Le principe des drois de tirage spéciaux remonte à 1969, alors que le FMI s'était fixé pour objectif de constituer une réserve et une unité de mesure des flux monétaires internationaux. Leur fonctionnement est celui d'une monnaie internationale : un pays membre du FMI en déficit commercial peut payer un autre pays membre à l'aide de DTS au lieu de devoir acquérir des devises étrangères, et cela devait assurer la fluidité du commerce international et la stabilité du système financier mondial. Comme l'or ou les monnaies convertibles, les DTS servent aussi d'unité de réserve internationale. Tous les 5 ans, le FMI déterminera s'il a besoin d'ajouter une nouvelle monnaie au panier de devises des DTS, en fonction de l'importance de chaque monnaie dans le commerce international et sur les marchés financiers. Avec la même périodicité, il procédera à une réévaluation des parts respectives des monnaies du panier.

Les DTS étaient jusqu'ici composés de dollars, d'euros, de yens et de livres sterling, pour des parts respectives de 41,9 %, 37,4 %, 11,3 % et 9,4 %.

L'histoire de la mondialisation économique au cours des temps modernes nous enseigne que le principal facteur qui décide de la puissance économique et de la compétitivité des pays est le facteur coût. Dans les années 1860, grâce à ses immenses terres quasiment gratuites, l'Amérique du Nord a attiré la culture et l'industrie manufacturière européennes vers ce nouveau continent appelé à devenir le centre de l'économie mondiale. Dans les années 1980, c'est l'Asie du Sud-Est qui développait rapidement son industrie manufacturière, produisant un miracle économique qui s'appuyait sur une main-d'œuvre qualifiée et bon marché.

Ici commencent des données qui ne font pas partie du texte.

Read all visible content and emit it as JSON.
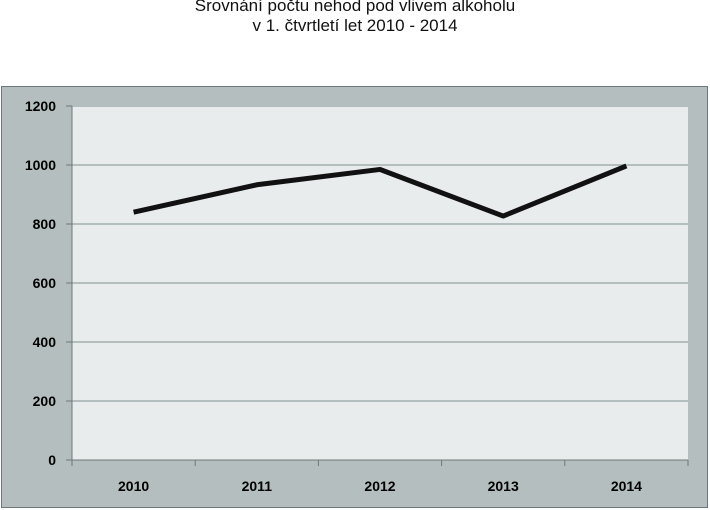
{
  "chart_data": {
    "type": "line",
    "title": [
      "Srovnání počtu nehod pod vlivem alkoholu",
      "v 1. čtvrtletí let 2010 - 2014"
    ],
    "categories": [
      "2010",
      "2011",
      "2012",
      "2013",
      "2014"
    ],
    "series": [
      {
        "values": [
          840,
          933,
          985,
          827,
          997
        ],
        "color": "#111111"
      }
    ],
    "ylim": [
      0,
      1200
    ],
    "yticks": [
      0,
      200,
      400,
      600,
      800,
      1000,
      1200
    ],
    "ytick_labels": [
      "0",
      "200",
      "400",
      "600",
      "800",
      "1000",
      "1200"
    ],
    "grid": true,
    "legend": "none",
    "colors": {
      "plot_background": "#e8ecec",
      "frame_background": "#b4bebe",
      "gridline": "#b4bebe",
      "line": "#111111"
    }
  }
}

Par ailleurs, ce sont les ressources naturelles qui décident de l'envergure économique des pays. Sa population nombreuse et ses riches ressources naturelles ont assuré à la Chine le premier rang économique mondial depuis les dynasties Han (206 av. J.-C.-220) et Tang (618-907) jusqu'au milieu du XIXe siècle, grâce à des systèmes financiers et de circulation des capitaux en avance sur le reste du monde.

Mais à l'ère de la mondialisation économique, la puissance d'un pays est déterminée par sa capacité à redistribuer les ressources globales, notamment les capitaux. Depuis le début du XXe siècle, la répartition des capitaux, des techniques et des ressources humaines, mais aussi la division et la combinaison internationale du travail dans la chaîne de valeur sont étroitement liées aux forces qui contrôlent les capitaux financiers mondiaux. Les puissances économiques sont donc avant tout des puissances financières, car seules les puissances financières peuvent décider de l'allocation des capitaux et des technologies dans la chaîne de la division internationale du travail, voire même la forme que doit prendre la division du travail, ce qui fait d'elles au final les gestionnaires des facteurs de production.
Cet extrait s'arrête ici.